El caracol que viste a la ida ya no está cuando vuelves.

Poema 331: Fotografía

Fotografía

La contraluz de la puesta de sol

ilumina los rostros,

muestra la serenidad de la contemplación,

unos minutos de silencio voraces

la repetición milenaria de ese instante.

El mar rompe suavemente contra la arena,

durante un instante parece detenerse el sonido;

es de una regularidad rítmica desconcertante

aunque sepas de sus leves cambios por las mareas.

No estás solo, otros clanes semidesnudos

aguardan con paciencia la maravilla de la luz:

una hermosa joven se tumba sobre su amado,

unos niños corretean por la orilla,

algunos adultos disimulan la herida de la belleza.

Tratas de memorizar la escena en tus ojos,

fotografías aquí y allá, buscas planos y panorámicas,

despojas el paisaje de todo lo humano en el encuadre,

han llegado las gaviotas que se posan en la arena

y forman un círculo amenazante a tu alrededor.

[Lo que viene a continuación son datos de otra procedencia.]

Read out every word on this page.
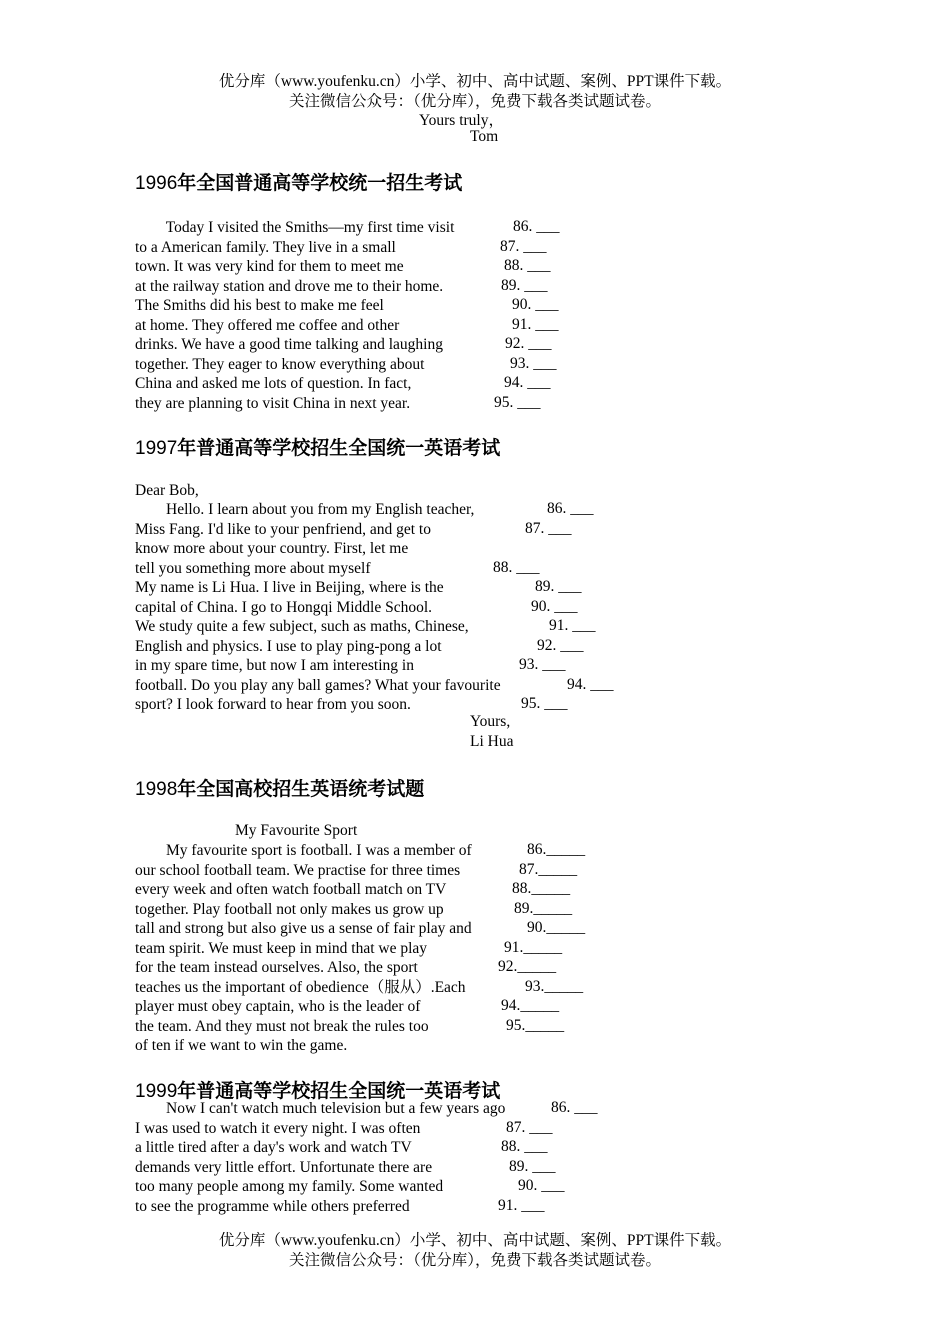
优分库（www.youfenku.cn）小学、初中、高中试题、案例、PPT课件下载。
关注微信公众号：（优分库），免费下载各类试题试卷。
Yours truly，
Tom
1996年全国普通高等学校统一招生考试
Today I visited the Smiths—my first time visit	86. ___
to a American family. They live in a small	87. ___
town. It was very kind for them to meet me	88. ___
at the railway station and drove me to their home.	89. ___
The Smiths did his best to make me feel	90. ___
at home. They offered me coffee and other	91. ___
drinks. We have a good time talking and laughing	92. ___
together. They eager to know everything about	93. ___
China and asked me lots of question. In fact,	94. ___
they are planning to visit China in next year.	95. ___
1997年普通高等学校招生全国统一英语考试
Dear Bob,
Hello. I learn about you from my English teacher,	86. ___
Miss Fang. I'd like to your penfriend, and get to	87. ___
know more about your country. First, let me
tell you something more about myself	88. ___
My name is Li Hua. I live in Beijing, where is the	89. ___
capital of China. I go to Hongqi Middle School.	90. ___
We study quite a few subject, such as maths, Chinese,	91. ___
English and physics. I use to play ping-pong a lot	92. ___
in my spare time, but now I am interesting in	93. ___
football. Do you play any ball games? What your favourite	94. ___
sport? I look forward to hear from you soon.	95. ___
Yours,
Li Hua
1998年全国高校招生英语统考试题
My Favourite Sport
My favourite sport is football. I was a member of	86._____
our school football team. We practise for three times	87._____
every week and often watch football match on TV	88._____
together. Play football not only makes us grow up	89._____
tall and strong but also give us a sense of fair play and	90._____
team spirit. We must keep in mind that we play	91._____
for the team instead ourselves. Also, the sport	92._____
teaches us the important of obedience（服从）.Each	93._____
player must obey captain, who is the leader of	94._____
the team. And they must not break the rules too	95._____
of ten if we want to win the game.
1999年普通高等学校招生全国统一英语考试
Now I can't watch much television but a few years ago	86. ___
I was used to watch it every night. I was often	87. ___
a little tired after a day's work and watch TV	88. ___
demands very little effort. Unfortunate there are	89. ___
too many people among my family. Some wanted	90. ___
to see the programme while others preferred	91. ___
优分库（www.youfenku.cn）小学、初中、高中试题、案例、PPT课件下载。
关注微信公众号：（优分库），免费下载各类试题试卷。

No eres joven y has contemplado otros ocasos,

rememoras sin pausa algunas escenas,

los perfiles sobre los que se acostaba el sol,

tienes suerte de haber olvidado el dolor.

La geometría que dejan las olas en la arena

invade toda la fotografía del litoral,

esas formas suaves, derivables, fugadas

hacia la desembocadura del río frontera

producen éxtasis, olvido y una cierta felicidad.

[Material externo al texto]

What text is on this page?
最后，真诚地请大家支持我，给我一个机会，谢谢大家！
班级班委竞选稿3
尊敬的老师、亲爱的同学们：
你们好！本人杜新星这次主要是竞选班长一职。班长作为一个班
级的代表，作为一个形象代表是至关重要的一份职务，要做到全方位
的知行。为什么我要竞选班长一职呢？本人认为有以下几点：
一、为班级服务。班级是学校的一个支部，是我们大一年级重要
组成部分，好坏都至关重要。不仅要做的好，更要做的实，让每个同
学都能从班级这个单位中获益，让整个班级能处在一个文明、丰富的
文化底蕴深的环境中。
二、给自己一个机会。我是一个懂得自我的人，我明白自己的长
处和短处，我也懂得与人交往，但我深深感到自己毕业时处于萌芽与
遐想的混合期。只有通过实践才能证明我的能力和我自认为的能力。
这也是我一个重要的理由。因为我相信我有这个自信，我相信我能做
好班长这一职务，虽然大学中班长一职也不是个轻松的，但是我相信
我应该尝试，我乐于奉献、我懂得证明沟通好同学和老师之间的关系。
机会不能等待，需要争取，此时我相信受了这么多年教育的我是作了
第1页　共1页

Poema 284: Despojos del mar

Despojos del mar

Ha llovido y la playa nudista está desierta,

el mar ha dejado sus despojos en la orilla:

una bota de fabricación irlandesa,

trozos de madera quemada, algas, hierba,

una pata de mesa de hierro oxidada.

El agua tiene un color que no invita al baño;

indeciso, permanezco sentado en la arena,

todo lo miro, el verdín de las rocas,

el cielo amenazante y plomizo,

la pareja de adolescentes que juguetea, cerveza en mano,

hasta desaparecer en las dunas.

Algunos bañistas han almacenado palos

en disposición cónica,

que invita a la hoguera en noche de luna llena;

aún no han podido mover el enorme tronco

varado en medio de la playa.

El mar copula con las rocas y las convierte en arena,

no hay gaviotas planeando,

quizás una solitaria se atreve a posarse en una roca,

otra vigila desde lo alto del acantilado,

el mar es una masa que la luna mueve a su antojo.

La playa veraniega es un ensueño turístico,

esconde plásticos, madera, botas y desperdicios;

las olas son un placer enorme para el baño,

apenas hay animales que puedan amenazarnos

en ese decorado que solo atisbas durante unas horas.

Poema 248: Los ojos de las gaviotas

Los ojos de las gaviotasIMG_6220

La gaviota se desliza sobre esa corriente

invisible de aire,

no deja apenas vórtice en el dulce planear,

aporta elegancia y una silueta esbelta,

y sobre todo despierta del deseo de volar.

 

Contemplas tú también tu mundo desde el aire,

protegido por una distancia prudente;

tan solo puedes elegir la corriente

para trazar círculos de observación diferentes,

zona de confort, asegurada la belleza y la duda.

 

La brisa marina cargada de yodo es un opiáceo

irresistible y cegador,

en estos días de sol y calma la vida parece sencilla,

solo algunos agudos gritos indican peligro

o la excitación creciente de una posible reproducción.

 

Tus percepciones están llenas de colores difíciles

de definir con precisión,

el espectro visible humano parece ser muy restringido,

alcanza apenas los cuatrocientos nanómetros

de una precisa longitud de onda, como ella insinuó.

 

Los ojos de las gaviotas son una incógnita

que trato de aprender en Wikipedia:

gotas de aceite rojas y amarillas en sus receptores de color,

percepción del espectro ultravioleta para el cortejo,

detección de los campos magnéticos en sus desplazamientos.

 

La sinestesia te orienta en caso de duda,

advierte de un peligro o te señala afinidades electivas,

más allá del plumaje ultravioleta, elabora una divinidad

en el centro de tu cerebro evolucionado:

azul reflejo del cénit o verde esmeralda perfectamente pulido.